While the court is displeased that an attorney in this case has violated his duty of candor, and after reviewing the documents attached to the declarations, has a good idea of which attorney violated the duty, in the interests of concluding this matter the court will not issue an order to show cause. This does not imply that the transgression is taken lightly. It is not. Counsel will be reminded of the potential consequences of either intentionally providing false information to the court, or, failing to correct false information that was unintentionally provided.

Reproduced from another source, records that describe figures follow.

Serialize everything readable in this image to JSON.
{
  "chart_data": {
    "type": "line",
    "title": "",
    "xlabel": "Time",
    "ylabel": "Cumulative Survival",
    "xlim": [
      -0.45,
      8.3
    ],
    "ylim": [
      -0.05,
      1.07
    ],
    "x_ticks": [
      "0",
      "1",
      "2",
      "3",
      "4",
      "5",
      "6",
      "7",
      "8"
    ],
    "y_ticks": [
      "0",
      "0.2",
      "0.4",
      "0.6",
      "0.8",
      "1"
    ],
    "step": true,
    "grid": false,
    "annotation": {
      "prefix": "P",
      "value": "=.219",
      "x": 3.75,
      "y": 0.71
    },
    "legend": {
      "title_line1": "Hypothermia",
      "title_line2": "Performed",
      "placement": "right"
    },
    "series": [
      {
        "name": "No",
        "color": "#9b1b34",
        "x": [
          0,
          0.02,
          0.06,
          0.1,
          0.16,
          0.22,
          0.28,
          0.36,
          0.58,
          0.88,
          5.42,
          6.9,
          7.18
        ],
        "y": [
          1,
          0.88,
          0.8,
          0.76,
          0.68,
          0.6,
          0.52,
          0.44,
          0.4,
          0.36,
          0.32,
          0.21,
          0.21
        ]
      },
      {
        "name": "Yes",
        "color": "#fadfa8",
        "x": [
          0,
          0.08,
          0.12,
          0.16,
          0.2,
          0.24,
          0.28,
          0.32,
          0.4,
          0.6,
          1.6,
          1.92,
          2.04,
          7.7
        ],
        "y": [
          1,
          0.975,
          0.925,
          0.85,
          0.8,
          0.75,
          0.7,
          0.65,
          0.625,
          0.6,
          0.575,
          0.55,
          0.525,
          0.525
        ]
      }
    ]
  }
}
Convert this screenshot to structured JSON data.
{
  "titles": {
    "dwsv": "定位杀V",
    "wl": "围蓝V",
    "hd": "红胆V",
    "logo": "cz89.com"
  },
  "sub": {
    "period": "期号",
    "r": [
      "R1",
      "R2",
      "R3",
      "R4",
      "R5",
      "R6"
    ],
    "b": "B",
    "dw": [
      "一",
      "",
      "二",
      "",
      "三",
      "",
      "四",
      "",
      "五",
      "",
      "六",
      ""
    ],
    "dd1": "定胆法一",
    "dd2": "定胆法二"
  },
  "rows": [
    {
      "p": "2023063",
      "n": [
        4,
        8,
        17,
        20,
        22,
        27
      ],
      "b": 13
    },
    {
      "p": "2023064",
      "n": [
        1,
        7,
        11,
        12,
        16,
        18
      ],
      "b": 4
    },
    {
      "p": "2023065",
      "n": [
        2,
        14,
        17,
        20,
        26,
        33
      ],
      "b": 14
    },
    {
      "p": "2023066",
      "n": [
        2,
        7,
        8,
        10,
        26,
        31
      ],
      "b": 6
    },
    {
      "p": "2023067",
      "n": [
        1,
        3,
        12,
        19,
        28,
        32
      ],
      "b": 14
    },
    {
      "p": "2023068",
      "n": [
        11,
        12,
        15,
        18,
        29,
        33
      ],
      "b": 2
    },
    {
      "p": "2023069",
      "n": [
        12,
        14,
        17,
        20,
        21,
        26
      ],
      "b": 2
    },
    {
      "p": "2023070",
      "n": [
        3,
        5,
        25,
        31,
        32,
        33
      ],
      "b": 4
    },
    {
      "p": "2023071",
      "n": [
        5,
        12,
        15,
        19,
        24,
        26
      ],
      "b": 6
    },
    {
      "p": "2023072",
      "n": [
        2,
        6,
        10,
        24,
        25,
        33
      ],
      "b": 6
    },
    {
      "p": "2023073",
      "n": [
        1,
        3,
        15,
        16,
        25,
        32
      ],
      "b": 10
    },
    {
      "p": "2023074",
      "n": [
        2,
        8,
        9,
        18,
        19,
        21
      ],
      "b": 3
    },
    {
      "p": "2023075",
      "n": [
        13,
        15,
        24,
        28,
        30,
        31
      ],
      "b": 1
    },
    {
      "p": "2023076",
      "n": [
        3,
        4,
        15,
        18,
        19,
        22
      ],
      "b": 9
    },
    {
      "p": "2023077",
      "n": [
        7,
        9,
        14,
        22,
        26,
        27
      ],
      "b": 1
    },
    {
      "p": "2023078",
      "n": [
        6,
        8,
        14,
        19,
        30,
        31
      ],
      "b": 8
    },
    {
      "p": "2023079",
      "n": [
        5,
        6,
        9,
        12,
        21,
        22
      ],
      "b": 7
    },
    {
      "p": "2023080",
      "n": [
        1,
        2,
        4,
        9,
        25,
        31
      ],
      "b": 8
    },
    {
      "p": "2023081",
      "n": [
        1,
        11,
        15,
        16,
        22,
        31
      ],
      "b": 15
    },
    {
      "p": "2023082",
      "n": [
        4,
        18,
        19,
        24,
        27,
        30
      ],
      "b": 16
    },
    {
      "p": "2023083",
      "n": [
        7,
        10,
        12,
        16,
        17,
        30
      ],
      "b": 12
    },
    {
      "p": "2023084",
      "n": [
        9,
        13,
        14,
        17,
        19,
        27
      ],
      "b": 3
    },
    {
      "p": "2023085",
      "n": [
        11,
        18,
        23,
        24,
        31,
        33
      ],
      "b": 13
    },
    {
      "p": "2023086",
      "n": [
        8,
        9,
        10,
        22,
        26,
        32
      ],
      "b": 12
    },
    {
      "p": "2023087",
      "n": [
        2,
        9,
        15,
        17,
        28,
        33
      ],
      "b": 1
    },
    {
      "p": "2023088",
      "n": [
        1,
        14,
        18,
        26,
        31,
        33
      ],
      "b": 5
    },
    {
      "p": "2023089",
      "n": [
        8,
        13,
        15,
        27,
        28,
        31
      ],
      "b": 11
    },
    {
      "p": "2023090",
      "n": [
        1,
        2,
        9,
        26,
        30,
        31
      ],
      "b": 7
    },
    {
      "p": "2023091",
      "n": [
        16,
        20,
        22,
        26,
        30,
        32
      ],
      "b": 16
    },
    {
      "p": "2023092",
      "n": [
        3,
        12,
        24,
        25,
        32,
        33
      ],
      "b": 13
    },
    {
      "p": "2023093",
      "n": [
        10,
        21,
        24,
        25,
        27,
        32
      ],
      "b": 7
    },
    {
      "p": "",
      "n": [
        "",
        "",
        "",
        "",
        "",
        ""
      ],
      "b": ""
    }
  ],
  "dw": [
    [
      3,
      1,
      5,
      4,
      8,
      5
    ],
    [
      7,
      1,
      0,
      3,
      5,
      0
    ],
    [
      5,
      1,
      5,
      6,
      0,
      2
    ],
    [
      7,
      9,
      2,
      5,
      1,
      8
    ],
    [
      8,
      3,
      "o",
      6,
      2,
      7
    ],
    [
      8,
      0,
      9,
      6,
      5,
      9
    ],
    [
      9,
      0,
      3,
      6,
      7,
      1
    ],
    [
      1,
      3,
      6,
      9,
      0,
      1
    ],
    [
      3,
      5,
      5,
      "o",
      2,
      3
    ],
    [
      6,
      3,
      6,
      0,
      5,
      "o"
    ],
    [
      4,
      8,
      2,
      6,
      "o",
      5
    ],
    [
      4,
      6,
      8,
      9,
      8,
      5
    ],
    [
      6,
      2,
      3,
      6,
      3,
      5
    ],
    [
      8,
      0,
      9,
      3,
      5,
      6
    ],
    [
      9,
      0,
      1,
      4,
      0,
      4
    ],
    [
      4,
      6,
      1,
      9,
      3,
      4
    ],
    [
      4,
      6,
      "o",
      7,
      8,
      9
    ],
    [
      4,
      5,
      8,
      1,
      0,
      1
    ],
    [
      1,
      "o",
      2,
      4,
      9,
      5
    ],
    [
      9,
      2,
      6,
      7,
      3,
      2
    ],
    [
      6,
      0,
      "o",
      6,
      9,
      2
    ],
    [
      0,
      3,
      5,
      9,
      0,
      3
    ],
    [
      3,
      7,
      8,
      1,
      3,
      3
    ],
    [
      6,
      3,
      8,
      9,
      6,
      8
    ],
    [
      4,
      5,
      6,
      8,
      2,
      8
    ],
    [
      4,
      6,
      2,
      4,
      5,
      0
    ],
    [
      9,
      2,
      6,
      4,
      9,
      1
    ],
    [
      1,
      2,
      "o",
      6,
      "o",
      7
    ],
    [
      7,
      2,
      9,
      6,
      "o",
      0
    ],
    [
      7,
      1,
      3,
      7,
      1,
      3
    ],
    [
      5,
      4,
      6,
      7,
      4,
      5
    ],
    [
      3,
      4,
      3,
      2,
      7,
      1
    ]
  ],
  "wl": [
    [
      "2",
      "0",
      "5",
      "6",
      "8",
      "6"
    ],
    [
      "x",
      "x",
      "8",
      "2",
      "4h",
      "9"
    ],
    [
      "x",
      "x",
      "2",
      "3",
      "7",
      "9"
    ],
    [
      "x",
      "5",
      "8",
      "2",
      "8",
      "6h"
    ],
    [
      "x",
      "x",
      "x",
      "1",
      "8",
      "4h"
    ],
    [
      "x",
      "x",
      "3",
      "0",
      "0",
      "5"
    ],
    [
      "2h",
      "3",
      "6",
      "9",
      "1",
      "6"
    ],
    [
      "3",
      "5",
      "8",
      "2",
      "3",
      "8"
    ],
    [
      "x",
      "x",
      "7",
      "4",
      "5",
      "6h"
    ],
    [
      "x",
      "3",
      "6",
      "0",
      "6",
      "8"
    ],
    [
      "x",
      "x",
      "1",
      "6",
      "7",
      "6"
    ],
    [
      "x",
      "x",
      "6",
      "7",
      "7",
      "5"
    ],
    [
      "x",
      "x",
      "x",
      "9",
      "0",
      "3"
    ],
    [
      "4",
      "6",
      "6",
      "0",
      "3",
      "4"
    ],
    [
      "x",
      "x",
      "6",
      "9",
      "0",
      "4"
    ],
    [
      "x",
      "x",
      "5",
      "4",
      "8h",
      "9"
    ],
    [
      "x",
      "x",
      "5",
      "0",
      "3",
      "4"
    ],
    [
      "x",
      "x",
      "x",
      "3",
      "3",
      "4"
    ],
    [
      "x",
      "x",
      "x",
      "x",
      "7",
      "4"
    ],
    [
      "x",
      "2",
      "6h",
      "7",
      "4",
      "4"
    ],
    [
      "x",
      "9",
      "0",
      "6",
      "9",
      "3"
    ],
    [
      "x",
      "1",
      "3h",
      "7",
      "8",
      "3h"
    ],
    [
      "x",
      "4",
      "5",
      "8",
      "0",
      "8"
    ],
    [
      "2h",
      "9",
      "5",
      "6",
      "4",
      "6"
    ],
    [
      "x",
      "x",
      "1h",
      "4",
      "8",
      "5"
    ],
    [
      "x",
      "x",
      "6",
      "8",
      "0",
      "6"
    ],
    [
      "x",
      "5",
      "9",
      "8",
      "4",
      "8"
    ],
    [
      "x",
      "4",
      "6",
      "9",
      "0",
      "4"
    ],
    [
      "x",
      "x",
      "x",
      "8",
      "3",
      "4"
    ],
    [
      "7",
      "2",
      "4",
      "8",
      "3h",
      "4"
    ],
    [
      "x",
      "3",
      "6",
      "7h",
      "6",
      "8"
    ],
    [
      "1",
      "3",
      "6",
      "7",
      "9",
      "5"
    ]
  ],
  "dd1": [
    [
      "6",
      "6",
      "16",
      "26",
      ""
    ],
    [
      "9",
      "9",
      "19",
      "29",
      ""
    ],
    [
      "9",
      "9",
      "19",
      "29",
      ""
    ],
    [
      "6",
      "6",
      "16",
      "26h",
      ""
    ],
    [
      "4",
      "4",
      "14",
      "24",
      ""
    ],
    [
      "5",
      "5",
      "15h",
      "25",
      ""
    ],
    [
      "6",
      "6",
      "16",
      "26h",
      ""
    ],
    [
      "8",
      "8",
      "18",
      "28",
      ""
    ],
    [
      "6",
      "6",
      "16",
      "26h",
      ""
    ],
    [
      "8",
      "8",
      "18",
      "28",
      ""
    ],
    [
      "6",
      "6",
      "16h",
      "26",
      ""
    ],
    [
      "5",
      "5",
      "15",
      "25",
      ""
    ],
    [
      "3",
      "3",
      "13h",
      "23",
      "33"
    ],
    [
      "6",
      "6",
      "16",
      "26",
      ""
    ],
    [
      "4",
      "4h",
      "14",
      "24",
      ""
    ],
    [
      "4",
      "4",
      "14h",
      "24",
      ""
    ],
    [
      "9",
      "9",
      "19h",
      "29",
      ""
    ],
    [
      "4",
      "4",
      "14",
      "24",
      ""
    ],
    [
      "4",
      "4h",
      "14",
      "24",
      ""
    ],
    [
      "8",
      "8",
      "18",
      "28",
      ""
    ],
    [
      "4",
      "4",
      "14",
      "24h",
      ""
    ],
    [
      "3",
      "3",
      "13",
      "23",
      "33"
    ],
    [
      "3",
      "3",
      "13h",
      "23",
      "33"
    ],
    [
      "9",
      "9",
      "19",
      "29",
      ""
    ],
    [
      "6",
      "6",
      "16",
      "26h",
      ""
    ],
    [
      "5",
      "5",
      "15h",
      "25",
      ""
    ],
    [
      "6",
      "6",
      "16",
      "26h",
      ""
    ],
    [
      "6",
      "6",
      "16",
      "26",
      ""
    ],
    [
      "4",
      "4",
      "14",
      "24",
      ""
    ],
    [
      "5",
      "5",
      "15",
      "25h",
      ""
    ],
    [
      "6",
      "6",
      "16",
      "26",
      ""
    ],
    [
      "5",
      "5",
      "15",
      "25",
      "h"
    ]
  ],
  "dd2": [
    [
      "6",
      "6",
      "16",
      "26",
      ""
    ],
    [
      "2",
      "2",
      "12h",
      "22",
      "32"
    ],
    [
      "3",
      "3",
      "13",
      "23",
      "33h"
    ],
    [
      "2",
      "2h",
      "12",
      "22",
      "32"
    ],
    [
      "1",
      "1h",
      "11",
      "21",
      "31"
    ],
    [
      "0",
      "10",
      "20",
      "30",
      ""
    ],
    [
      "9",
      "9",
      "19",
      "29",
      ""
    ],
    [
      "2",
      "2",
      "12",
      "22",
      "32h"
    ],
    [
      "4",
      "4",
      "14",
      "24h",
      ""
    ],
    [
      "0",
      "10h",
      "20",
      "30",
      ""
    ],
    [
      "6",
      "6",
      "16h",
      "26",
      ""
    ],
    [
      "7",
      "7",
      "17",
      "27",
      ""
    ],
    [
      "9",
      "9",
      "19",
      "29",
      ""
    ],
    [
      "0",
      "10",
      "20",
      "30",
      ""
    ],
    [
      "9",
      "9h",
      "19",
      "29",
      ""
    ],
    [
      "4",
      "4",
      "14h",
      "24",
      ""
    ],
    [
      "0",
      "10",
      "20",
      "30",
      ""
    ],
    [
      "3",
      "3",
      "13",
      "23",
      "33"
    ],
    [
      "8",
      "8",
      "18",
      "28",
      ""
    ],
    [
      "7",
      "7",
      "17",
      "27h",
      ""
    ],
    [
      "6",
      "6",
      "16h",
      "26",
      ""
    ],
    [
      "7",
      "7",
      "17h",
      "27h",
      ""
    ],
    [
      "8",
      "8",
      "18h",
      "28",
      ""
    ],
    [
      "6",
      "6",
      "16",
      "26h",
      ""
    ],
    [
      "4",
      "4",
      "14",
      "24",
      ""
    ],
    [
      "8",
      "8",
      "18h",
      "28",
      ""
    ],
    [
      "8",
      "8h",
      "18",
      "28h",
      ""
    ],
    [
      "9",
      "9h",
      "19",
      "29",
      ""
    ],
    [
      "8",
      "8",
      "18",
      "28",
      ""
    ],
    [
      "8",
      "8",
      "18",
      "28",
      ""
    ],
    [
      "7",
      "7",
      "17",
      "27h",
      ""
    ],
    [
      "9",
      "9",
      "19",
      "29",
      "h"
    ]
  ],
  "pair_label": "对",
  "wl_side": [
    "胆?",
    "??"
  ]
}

The court has reviewed the proposed order submitted by Plaintiffs and it does not comply with what was agreed to. For example, paragraph 3 of the proposed order states: “That Defendant’s counsel, Erick Woosley, adequately advise Joyce Lynn Blocker dismiss any and all claims against Valerie Silguero for elder abuse and/or battery that are currently pending . . ..” Advice of counsel is not what was agreed to. What was agreed to is: “Joyce Blocker shall notify the District Attorney that she is dropping her Elder Abuse Restraining Order against Valerie Silguero.” The agreement is straight-forward, and the judgment shall simply state what was agreed to with no more and no less.

Plaintiffs’ counsel will be ordered to prepare an order that conforms to the actual agreement recited in open court, and including the deadlines noted above. No additional fees or costs will be awarded against or in favor of any party.